There’s an obvious roadblock here for anyone paying close attention. One of the first challenges I had when I first tried building a second brain is I’d often stop the practice because I wouldn’t have enough time to write about everything! The efficiency of this system is dependent almost solely on the amount of capture; which is how much we’re able to capture and write about.
The reason this is a problem is that I found in order to keep getting benefit out of this practice I’d have to keep taking notes about everything I know from my life; if I stop it stops. And frankly I wasn’t able to keep up because modern life is already demanding, so I found I had neither enough time nor head space to keep doing it.
This motivated me to imagine what it was like if everything I was doing was already recorded, such that I don’t have to write about it, but it’s already there if I decided to visit and expand on later. This means that if every open loop (unfinished thought, task, or project) was recorded, I still would have everything in my second brain but without me having to manually do it. Thus the best of both worlds.
This would make me more chill, and ultimately less stressed about ideas and work I start but don’t finish.
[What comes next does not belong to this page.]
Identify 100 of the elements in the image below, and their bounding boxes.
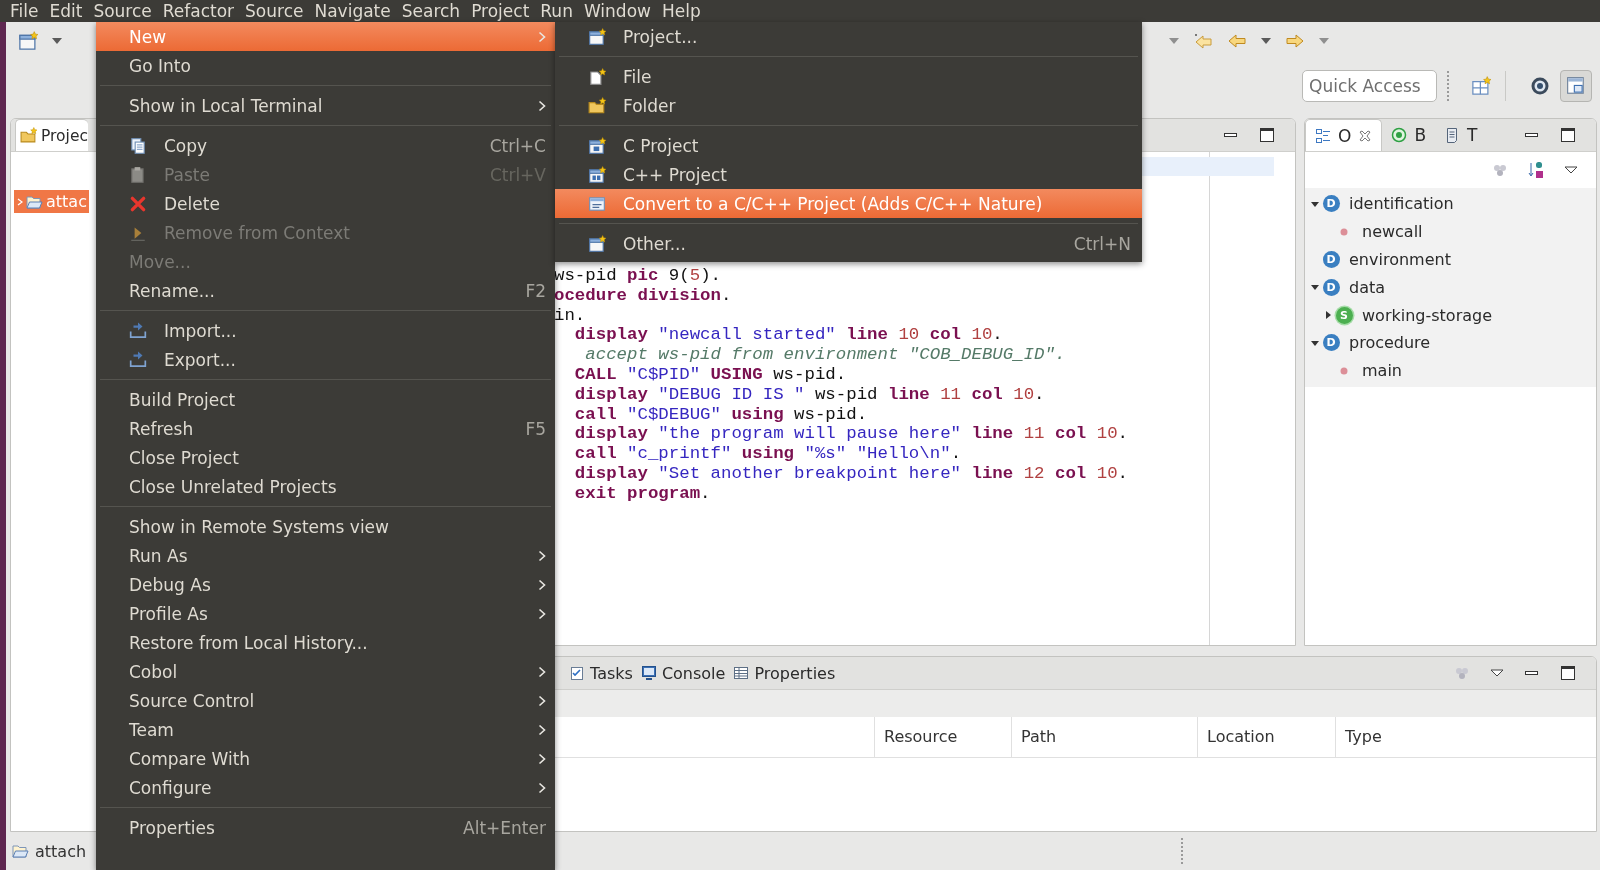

The mere possibility of having an option to return back in the future reduces the pressure on our present, don’t you agree?
And so on our quest to be more present (1), with minimal friction (2), comes a thread of questions:
Q: How would we be able to track open loops?
A: By tracking everything.
Q: How would we be able to track everything?
A: By automating the tracking.
Q: How would we be able to automate the tracking?
A: By using modern technology and software.